Türk ve İslâm düşmanı, XVIII. Yüzyılda İngiltere’nin İstanbul sefirliğinde bulunmuş Sir James Porter. I769’da yayınlanan araştırma ve incelemelerinde aynı hakikat şöyle itiraf etmiştir.
”Türkiye’de yol kesme vakalarıyla ev soygunculukları ve hatta dolandırıcılık ve yankesicilik vakaları âdeta meçhul gibidir.
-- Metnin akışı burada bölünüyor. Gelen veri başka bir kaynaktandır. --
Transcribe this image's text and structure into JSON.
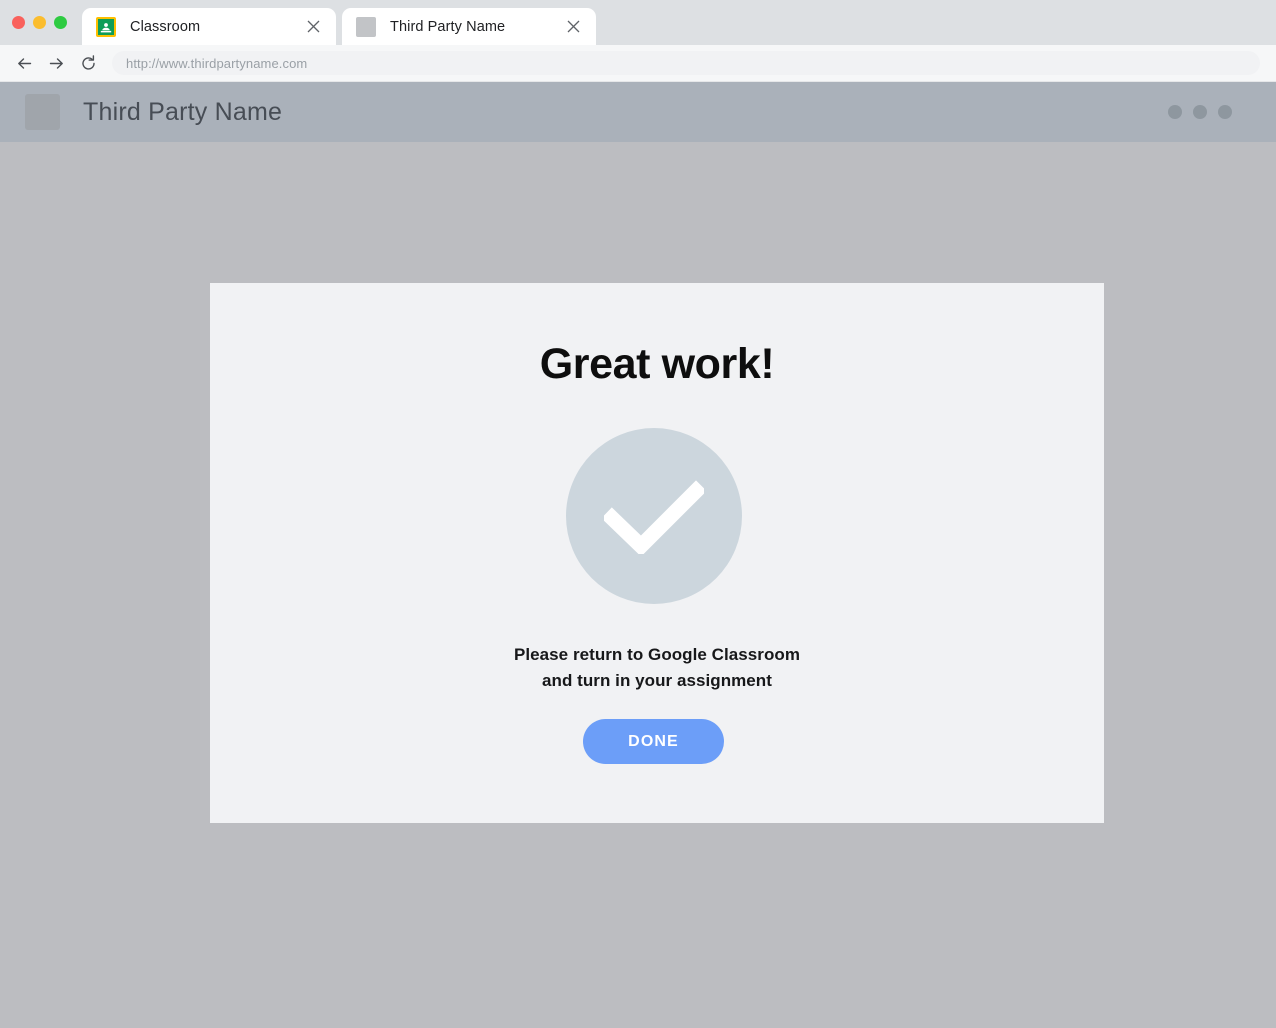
{
  "window": {
    "traffic_lights": [
      {
        "name": "close",
        "color": "#f9615c"
      },
      {
        "name": "minimize",
        "color": "#fbbd2e"
      },
      {
        "name": "maximize",
        "color": "#2ecb42"
      }
    ]
  },
  "browser": {
    "tabs": [
      {
        "title": "Classroom",
        "favicon": "google-classroom-icon",
        "close_label": "×",
        "active": false
      },
      {
        "title": "Third Party Name",
        "favicon": "placeholder-square-icon",
        "close_label": "×",
        "active": true
      }
    ],
    "toolbar": {
      "back_icon": "back-arrow-icon",
      "forward_icon": "forward-arrow-icon",
      "reload_icon": "reload-icon",
      "url": "http://www.thirdpartyname.com"
    }
  },
  "site": {
    "header": {
      "logo": "placeholder-logo-icon",
      "title": "Third Party Name",
      "menu_dots": 3
    },
    "card": {
      "heading": "Great work!",
      "status_icon": "checkmark-circle-icon",
      "message_line_1": "Please return to Google Classroom",
      "message_line_2": "and turn in your assignment",
      "done_label": "DONE"
    }
  },
  "colors": {
    "page_background": "#bcbdc1",
    "card_background": "#f1f2f4",
    "site_header": "#aab1ba",
    "tabstrip": "#dde0e3",
    "check_circle": "#ccd6dd",
    "done_button": "#6c9ef8",
    "heading_text": "#0e0e0e"
  }
}
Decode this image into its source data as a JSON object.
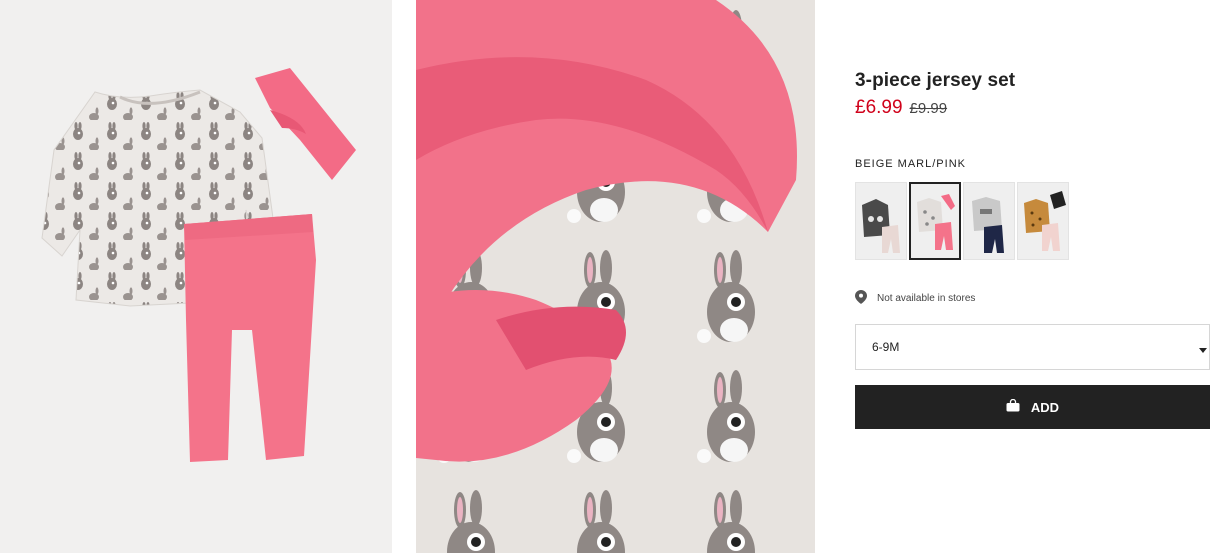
{
  "product": {
    "title": "3-piece jersey set",
    "price_current": "£6.99",
    "price_original": "£9.99"
  },
  "color": {
    "selected_label": "BEIGE MARL/PINK",
    "swatches": [
      {
        "name": "dark-grey-set",
        "selected": false
      },
      {
        "name": "beige-marl-pink-set",
        "selected": true
      },
      {
        "name": "grey-navy-set",
        "selected": false
      },
      {
        "name": "mustard-pink-set",
        "selected": false
      }
    ]
  },
  "availability": {
    "store_text": "Not available in stores",
    "icon": "location-pin-icon"
  },
  "size": {
    "selected": "6-9M",
    "icon": "caret-down-icon"
  },
  "cart": {
    "add_label": "ADD",
    "icon": "shopping-bag-icon"
  },
  "colors": {
    "sale_price": "#d0021b",
    "button_bg": "#222222",
    "legging_pink": "#f4738a"
  }
}
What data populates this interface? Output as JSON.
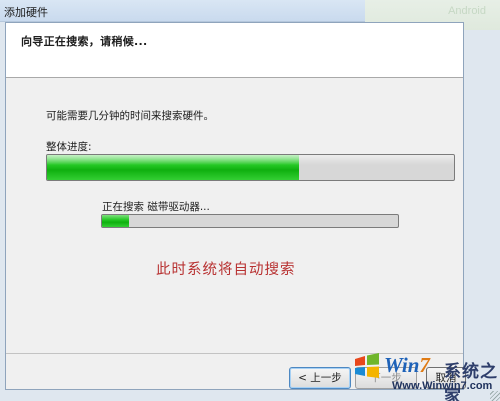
{
  "window": {
    "title": "添加硬件"
  },
  "header": {
    "heading": "向导正在搜索，请稍候..."
  },
  "body": {
    "info_text": "可能需要几分钟的时间来搜索硬件。",
    "overall_label": "整体进度:",
    "overall_progress": 0.62,
    "searching_label": "正在搜索 磁带驱动器...",
    "device_progress": 0.09
  },
  "annotation": "此时系统将自动搜索",
  "buttons": {
    "back": "< 上一步",
    "next": "下一步",
    "cancel": "取消"
  },
  "watermark": {
    "brand_prefix": "Win",
    "brand_seven": "7",
    "cn_text": "系统之家",
    "url": "Www.Winwin7.com"
  },
  "background": {
    "ghost_text": "Android"
  },
  "colors": {
    "progress_fill": "#22c422",
    "annotation": "#b83232",
    "header_bg": "#ffffff",
    "client_bg": "#f0f0f0"
  }
}
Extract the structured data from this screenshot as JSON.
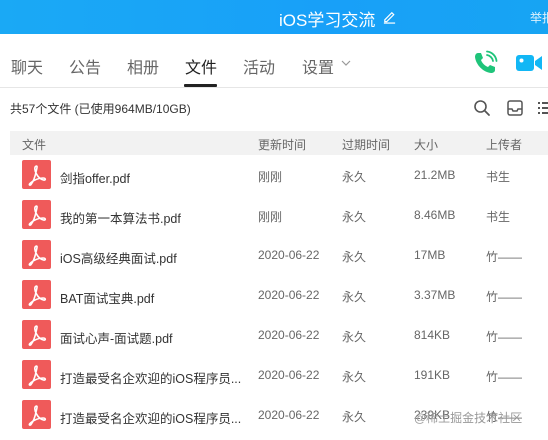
{
  "window": {
    "title": "iOS学习交流",
    "report_label": "举报"
  },
  "tabs": [
    {
      "label": "聊天"
    },
    {
      "label": "公告"
    },
    {
      "label": "相册"
    },
    {
      "label": "文件",
      "active": true
    },
    {
      "label": "活动"
    },
    {
      "label": "设置"
    }
  ],
  "summary": "共57个文件 (已使用964MB/10GB)",
  "table": {
    "headers": [
      "文件",
      "更新时间",
      "过期时间",
      "大小",
      "上传者"
    ],
    "rows": [
      {
        "name": "剑指offer.pdf",
        "updated": "刚刚",
        "expires": "永久",
        "size": "21.2MB",
        "uploader": "书生"
      },
      {
        "name": "我的第一本算法书.pdf",
        "updated": "刚刚",
        "expires": "永久",
        "size": "8.46MB",
        "uploader": "书生"
      },
      {
        "name": "iOS高级经典面试.pdf",
        "updated": "2020-06-22",
        "expires": "永久",
        "size": "17MB",
        "uploader": "竹——"
      },
      {
        "name": "BAT面试宝典.pdf",
        "updated": "2020-06-22",
        "expires": "永久",
        "size": "3.37MB",
        "uploader": "竹——"
      },
      {
        "name": "面试心声-面试题.pdf",
        "updated": "2020-06-22",
        "expires": "永久",
        "size": "814KB",
        "uploader": "竹——"
      },
      {
        "name": "打造最受名企欢迎的iOS程序员...",
        "updated": "2020-06-22",
        "expires": "永久",
        "size": "191KB",
        "uploader": "竹——"
      },
      {
        "name": "打造最受名企欢迎的iOS程序员...",
        "updated": "2020-06-22",
        "expires": "永久",
        "size": "239KB",
        "uploader": "竹——"
      }
    ]
  },
  "watermark": "@稀土掘金技术社区",
  "colors": {
    "titlebar": "#18a3f6",
    "accent_green": "#1fc47a",
    "accent_cyan": "#12b7f5",
    "pdf_red": "#ef5a5a",
    "header_bg": "#f2f2f2"
  },
  "icons": {
    "edit": "edit-icon",
    "phone": "phone-icon",
    "video": "video-camera-icon",
    "search": "search-icon",
    "inbox": "inbox-icon",
    "list": "list-view-icon",
    "file": "pdf-file-icon"
  }
}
Harp hâlinde olsun, sulh hâlinde olsun, yollar da evler kadar emindir..”
Bu ulvî ahlâkın kaynağı nedir? sorusuna İsveç’in İstanbul sefirliğinde bulunmuş olan Mo- uradgea d’Ohsson 1791’de yayınlanan 4. ciltlik eserinde şöyle izah edilir:
“Gözden geçirdiğimiz ahlâk ve tasarruf kaideleri, İslâmiyet’in hakikî esaslarını tespite ve Osmanlı Türklerinin ferdî ve İçtimaî ahlâkçılığı üzerinde bu esasların tesirlerini göstermeye kâfidir zannederim.”
1855 yılında yayınlanan kitabında Türk milletinin hakkaniyeti ve ahlakını öven İtalyan asıllı Fransız yazar Ubicini ise “ Eski İstanbul’da sokaklara hazineler dökülse, en fakir Türkler bile el sürmeye tenezzül etmezlerdi. Halkın en fakir tabakasında incelikle zarafetin bu derecesi acaba yalnız Türklere mi münhasırdır? Herhâlde şurası muhakkaktır ki bu vaziyet hiç değilse büyük bir hakkaniyetle hüsnüniyet anlayışının Türk Milletine şeref veren bir ifadesi demektir.”
Tarih sayfalarında ki Türk ahlakının yüceliğini okuduğumuzda, günümüzün bireysel ve toplumsal ahlak anlayışı arasında bir uçurum oluşmuş, adeta en mühim olan ise tarihi bilinçten uzak bir yaşam biçimini benimsediğimiz görülüyor.
Tarih bilinci, din ve ahlak bütünlüğü yerini, bilincini yitirmiş, yalan ve hakkaniyetten uzak kişisel çıkarların ön planda olduğu bir düzen ile karşı karşıyayız.
“Yeni Türkiye’deki ahlak yozlaşmasının derecesi, tarihin hiçbir devrinde ve dünyanın hiçbir yerinde görülmemiştir” olarak tarihin sayfalarında yerini alacaktır.